Anything? How far could a wish take her?

To return to the Mekkers and be shown a portal.

To go back to Earth.

Maybe a wish worked but there were limits? She might waste a real wish.

Gravity went upside down here.

To find a place that was safe?

But she looked at Sassik, a man who did what he promised, who would care for her and protect her, who was so engrossed in being kind to a boy at a market stall that he forgot to watch his disobedient and poorly trained slave, a man who liked leaving handprints on her ass, and she found she really wanted to wish for something else.

Maybe love took a different form here.

“If you had me, if I was yours, would you care for me until death do us part?”

She might burst into tears waiting.

“Yes.”

Just yes. Simple. And so very Sassik.

Blue took a long breath, held it, and clutched the crystal so tightly her fingers could feel every sharp edge of the stone, but she didn’t close her eyes. She looked into his.

“I’ve made my wish.”

She let the crystal fall, heard only the thunder of the waterfalls.

With her heart thudding, he said what she almost dreaded hearing. “What did you wish for?”

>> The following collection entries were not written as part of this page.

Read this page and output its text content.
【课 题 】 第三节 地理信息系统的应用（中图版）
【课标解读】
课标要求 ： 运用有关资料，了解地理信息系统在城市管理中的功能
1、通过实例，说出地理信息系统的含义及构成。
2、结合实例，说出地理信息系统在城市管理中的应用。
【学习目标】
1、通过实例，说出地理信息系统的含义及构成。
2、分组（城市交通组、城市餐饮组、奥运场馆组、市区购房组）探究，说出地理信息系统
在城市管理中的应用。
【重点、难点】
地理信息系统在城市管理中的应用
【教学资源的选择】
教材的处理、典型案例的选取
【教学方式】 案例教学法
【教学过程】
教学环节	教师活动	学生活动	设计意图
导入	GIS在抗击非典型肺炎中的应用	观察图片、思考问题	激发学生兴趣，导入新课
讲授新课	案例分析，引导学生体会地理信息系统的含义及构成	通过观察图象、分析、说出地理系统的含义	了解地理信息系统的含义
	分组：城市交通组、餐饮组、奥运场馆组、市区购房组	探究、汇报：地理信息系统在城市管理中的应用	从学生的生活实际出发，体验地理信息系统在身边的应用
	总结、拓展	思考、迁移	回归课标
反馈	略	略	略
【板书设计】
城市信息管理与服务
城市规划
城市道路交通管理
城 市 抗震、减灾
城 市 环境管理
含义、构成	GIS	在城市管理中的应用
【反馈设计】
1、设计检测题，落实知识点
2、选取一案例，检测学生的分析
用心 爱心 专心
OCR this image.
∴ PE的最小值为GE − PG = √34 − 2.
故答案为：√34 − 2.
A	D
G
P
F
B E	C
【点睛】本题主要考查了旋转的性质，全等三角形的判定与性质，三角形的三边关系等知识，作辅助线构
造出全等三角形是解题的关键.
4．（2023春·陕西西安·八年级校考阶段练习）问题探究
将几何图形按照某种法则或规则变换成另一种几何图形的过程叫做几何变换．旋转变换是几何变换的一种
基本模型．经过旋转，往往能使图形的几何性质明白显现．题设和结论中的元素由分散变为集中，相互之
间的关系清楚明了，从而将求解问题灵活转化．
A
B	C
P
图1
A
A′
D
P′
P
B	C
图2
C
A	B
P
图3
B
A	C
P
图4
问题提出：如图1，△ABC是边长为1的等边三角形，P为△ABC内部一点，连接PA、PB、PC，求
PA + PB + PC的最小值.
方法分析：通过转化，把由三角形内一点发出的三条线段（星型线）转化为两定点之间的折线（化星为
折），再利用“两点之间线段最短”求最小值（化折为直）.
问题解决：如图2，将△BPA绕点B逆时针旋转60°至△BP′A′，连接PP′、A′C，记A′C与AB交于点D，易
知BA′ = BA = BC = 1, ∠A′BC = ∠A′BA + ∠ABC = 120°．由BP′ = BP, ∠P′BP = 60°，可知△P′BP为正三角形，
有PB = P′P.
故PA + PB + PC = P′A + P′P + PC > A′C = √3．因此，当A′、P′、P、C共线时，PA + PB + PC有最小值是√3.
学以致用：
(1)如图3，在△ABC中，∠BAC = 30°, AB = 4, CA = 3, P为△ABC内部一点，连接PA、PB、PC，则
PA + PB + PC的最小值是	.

“I wished for something stupid.”

“Oh.” He raised his brow. “Go on.”

“I kind of made two wishes and maybe they cancelled out.” God, she hoped not.

“And those were?” His forehead crinkled in a stern frown.

“I...” She stopped to take another bravery-enhancing breath and continued, more softly. “I wished to be yours and...I wished to make a family with you.” The latter had popped into her head and she found herself blushing, stuttering. “I’m sorry.”

“Shhh. This, I like.” He placed a finger across her lips. “Let’s go up.” But first he cupped the back of her head and kissed her. “I want to say many things to you but they will wait. Up.”